7.000 demandes de chômage partiel ont été effectuées, alors que 15.000 entreprises ont dû fermer leurs portes. «Ces chiffres vont continuer à augmenter», prévient Dan Kersch.

Afin d’accélérer et de faciliter le traitement des demandes de chômage partiel pour cas de force majeure liée à la crise du Covid-19, un nouveau système automatisé a été mis en place. Le formulaire pour introduire les demandes est disponible sur le site guichet.lu . Cette demande devra être renouvelée chaque mois.

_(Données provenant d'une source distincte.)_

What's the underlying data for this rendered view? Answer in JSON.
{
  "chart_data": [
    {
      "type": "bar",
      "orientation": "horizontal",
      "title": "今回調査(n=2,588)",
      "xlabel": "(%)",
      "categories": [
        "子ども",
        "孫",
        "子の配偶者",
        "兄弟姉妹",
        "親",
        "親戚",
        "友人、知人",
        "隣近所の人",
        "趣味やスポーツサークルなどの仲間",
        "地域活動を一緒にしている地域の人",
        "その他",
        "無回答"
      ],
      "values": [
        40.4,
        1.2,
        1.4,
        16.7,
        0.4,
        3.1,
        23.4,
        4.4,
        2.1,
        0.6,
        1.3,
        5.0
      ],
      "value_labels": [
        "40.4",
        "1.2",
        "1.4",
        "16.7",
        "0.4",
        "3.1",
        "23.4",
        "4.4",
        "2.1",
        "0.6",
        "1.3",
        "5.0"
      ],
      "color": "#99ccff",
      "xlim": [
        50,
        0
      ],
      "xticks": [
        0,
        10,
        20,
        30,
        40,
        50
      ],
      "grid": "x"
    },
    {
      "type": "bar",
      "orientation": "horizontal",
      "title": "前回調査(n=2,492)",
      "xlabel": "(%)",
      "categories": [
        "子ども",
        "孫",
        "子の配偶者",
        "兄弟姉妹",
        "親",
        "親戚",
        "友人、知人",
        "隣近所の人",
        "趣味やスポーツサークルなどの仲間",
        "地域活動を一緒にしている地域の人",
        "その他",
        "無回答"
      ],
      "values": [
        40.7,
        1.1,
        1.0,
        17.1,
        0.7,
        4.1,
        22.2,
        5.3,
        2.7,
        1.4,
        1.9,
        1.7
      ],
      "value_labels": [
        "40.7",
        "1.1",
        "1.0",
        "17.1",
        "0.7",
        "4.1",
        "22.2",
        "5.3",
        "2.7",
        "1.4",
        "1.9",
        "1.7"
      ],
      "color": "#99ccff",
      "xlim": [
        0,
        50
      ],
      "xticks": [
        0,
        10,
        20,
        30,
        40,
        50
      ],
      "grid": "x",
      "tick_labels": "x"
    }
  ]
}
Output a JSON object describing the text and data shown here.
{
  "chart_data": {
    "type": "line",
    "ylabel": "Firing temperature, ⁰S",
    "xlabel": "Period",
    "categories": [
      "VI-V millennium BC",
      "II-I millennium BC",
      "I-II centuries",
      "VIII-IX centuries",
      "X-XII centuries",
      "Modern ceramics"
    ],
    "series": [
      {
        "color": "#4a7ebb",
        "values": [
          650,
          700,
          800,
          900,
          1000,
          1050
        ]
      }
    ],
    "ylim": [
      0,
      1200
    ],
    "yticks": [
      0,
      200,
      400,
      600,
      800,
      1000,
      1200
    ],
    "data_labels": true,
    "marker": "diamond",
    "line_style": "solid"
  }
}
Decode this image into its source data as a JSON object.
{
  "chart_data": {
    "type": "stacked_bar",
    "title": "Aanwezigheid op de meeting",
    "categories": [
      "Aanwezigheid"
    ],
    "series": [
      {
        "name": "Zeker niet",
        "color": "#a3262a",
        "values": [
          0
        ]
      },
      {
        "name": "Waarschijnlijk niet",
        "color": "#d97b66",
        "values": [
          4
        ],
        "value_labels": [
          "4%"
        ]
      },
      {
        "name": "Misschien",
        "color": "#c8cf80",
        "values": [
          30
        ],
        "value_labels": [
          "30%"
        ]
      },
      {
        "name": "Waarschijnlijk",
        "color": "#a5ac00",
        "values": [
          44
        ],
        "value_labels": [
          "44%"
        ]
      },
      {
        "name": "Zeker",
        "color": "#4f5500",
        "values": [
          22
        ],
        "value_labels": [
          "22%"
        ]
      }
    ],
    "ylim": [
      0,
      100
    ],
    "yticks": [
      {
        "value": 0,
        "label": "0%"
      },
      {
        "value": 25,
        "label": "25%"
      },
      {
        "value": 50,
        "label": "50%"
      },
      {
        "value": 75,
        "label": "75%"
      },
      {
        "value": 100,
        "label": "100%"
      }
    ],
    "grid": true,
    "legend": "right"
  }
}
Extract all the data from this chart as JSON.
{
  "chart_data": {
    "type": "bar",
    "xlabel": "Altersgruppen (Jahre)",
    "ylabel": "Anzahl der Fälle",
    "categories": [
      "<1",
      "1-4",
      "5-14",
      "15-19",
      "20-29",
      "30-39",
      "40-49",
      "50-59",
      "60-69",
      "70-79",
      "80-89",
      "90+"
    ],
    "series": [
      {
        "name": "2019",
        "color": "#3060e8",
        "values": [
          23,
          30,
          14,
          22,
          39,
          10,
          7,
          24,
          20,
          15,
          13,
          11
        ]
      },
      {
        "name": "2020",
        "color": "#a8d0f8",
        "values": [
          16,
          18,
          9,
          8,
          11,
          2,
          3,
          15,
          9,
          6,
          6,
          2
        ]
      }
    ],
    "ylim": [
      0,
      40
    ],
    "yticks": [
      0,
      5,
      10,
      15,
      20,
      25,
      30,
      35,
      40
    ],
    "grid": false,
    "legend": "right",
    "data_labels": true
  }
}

Le congé pour raison familiale aménagé

Le ministre du Travail a précisé quelques autres points: le congé pour raison familiale, s’il est maintenu, est réduit. À partir de lundi, les personnes au chômage partiel ne pourront plus en bénéficier. Et pour les personnes qui en bénéficient actuellement, il sera nécessaire de réintroduire une demande via un nouveau formulaire. Un nouveau critère permettra quant à lui de faire bénéficier de cette mesure les parents ayant un enfant handicapé âgé de 13 à 18 ans.

En outre, les personnes au chômage verront leurs droits automatiquement reconduits, ceux-ci n’ayant pas la possibilité de trouver un nouvel emploi. Cette mesure s’applique aussi aux formations, qui, si elles sont interrompues, n’entraînent pas la cessation des droits au chômage.

L’augmentation de la durée de travail préoccupe l’OGBL

D’autre part, une mesure «difficile à accepter par les syndicats», reconnaît Dan Kersch, est celle de l’augmentation de la durée de travail, de 40 à 60h pour la semaine et de 10 à 12h pour la journée. Dans un communiqué de vendredi dernier, l’OGBL se dit en effet «préoccupé» par cette dérogation prévue au niveau du temps de travail. Le syndicat souligne que «le gouvernement passe outre les conventions collectives en vigueur et les droits de cogestion des délégations du personnel qui, en réalité, auraient permis à eux seuls de prévoir de telles dérogations ponctuelles et exceptionnelles.»

«Nous apportons la garantie que nous ne le faisons pas sans réflexion et que cette mesure ne concerne que certains secteurs essentiels», assure le ministre. 14 secteurs sont concernés, allant des opticiens au commerce alimentaire, en passant par les transports, les stations-service et le domaine médico-sanitaire. En outre, l’application de cette mesure se limitera à la durée de l’état de crise, assure le gouvernement.